I was raised in the church, and my mother used to always sit us on the second row, to ensure that we would not fall asleep. Service would last for about 3 hours and then I would be ready to leave. In the church, I came across a guy, who I now consider my “play cousin”. We developed a bond thicker than any other bond I had with someone. Every day, my cousin and I would talk on the phone, share secrets, go out to eat, participate in church; anything you could think of. It wasn’t until 2 months before his death that I stopped talking to him because he did something that I didn’t like. I ignored him all the time, never replied to his messages; I distanced myself from him. I knew I was treating him bad, but I thought he needed to know how I felt about certain situations. Once again, that was a moment where I didn’t bite my tongue and I let him know how I felt.
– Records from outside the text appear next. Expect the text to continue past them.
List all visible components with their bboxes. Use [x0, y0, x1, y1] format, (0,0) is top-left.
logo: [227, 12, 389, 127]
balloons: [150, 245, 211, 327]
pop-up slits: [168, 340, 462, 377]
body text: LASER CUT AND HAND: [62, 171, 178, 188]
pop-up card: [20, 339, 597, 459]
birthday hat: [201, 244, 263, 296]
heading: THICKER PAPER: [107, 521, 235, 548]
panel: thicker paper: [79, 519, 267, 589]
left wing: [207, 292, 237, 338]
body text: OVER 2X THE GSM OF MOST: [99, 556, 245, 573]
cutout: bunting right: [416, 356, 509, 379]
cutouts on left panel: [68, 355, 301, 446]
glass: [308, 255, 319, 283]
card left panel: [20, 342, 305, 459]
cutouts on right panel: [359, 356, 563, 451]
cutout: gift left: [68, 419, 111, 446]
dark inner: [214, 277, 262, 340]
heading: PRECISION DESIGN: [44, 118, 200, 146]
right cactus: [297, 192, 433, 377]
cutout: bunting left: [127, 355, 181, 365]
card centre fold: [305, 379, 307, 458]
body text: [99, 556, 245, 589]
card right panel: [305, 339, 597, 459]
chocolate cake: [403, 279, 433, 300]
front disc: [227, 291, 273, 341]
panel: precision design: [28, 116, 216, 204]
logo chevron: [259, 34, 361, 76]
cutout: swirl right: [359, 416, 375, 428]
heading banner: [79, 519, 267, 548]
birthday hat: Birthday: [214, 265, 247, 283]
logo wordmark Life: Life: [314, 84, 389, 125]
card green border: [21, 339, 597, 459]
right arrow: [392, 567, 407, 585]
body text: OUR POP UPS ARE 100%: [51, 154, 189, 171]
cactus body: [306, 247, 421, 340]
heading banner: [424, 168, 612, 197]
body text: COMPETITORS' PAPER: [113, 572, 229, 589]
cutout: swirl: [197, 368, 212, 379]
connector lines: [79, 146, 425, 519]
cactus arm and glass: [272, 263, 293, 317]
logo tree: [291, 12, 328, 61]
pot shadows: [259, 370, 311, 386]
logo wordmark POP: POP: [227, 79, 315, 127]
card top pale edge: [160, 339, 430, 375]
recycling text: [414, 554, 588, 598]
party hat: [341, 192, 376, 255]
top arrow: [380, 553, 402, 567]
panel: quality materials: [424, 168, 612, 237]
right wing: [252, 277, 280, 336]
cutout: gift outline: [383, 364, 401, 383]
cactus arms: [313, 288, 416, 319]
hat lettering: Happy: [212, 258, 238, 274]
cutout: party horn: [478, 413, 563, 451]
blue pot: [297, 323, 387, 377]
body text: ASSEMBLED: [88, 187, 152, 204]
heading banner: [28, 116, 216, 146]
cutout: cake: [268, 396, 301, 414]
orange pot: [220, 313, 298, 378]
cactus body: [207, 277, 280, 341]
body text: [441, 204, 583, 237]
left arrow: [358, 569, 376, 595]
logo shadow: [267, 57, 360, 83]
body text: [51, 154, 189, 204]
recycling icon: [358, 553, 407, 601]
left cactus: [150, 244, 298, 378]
His last Sunday in church, he attempted to spark a conversation, when I told him I was mad at him and didn’t want to talk to him. His last words to me were “Well, I still love you”. The next day, he was murdered. Sometimes I feel so guilty for the way I acted towards him because he’s gone and I can’t apologize. That is why I believe that the way I treated him; someone will treat me that same way. Karma comes back two fold, probably more. Be careful how you treat people, because it might turn around on you. This I believe.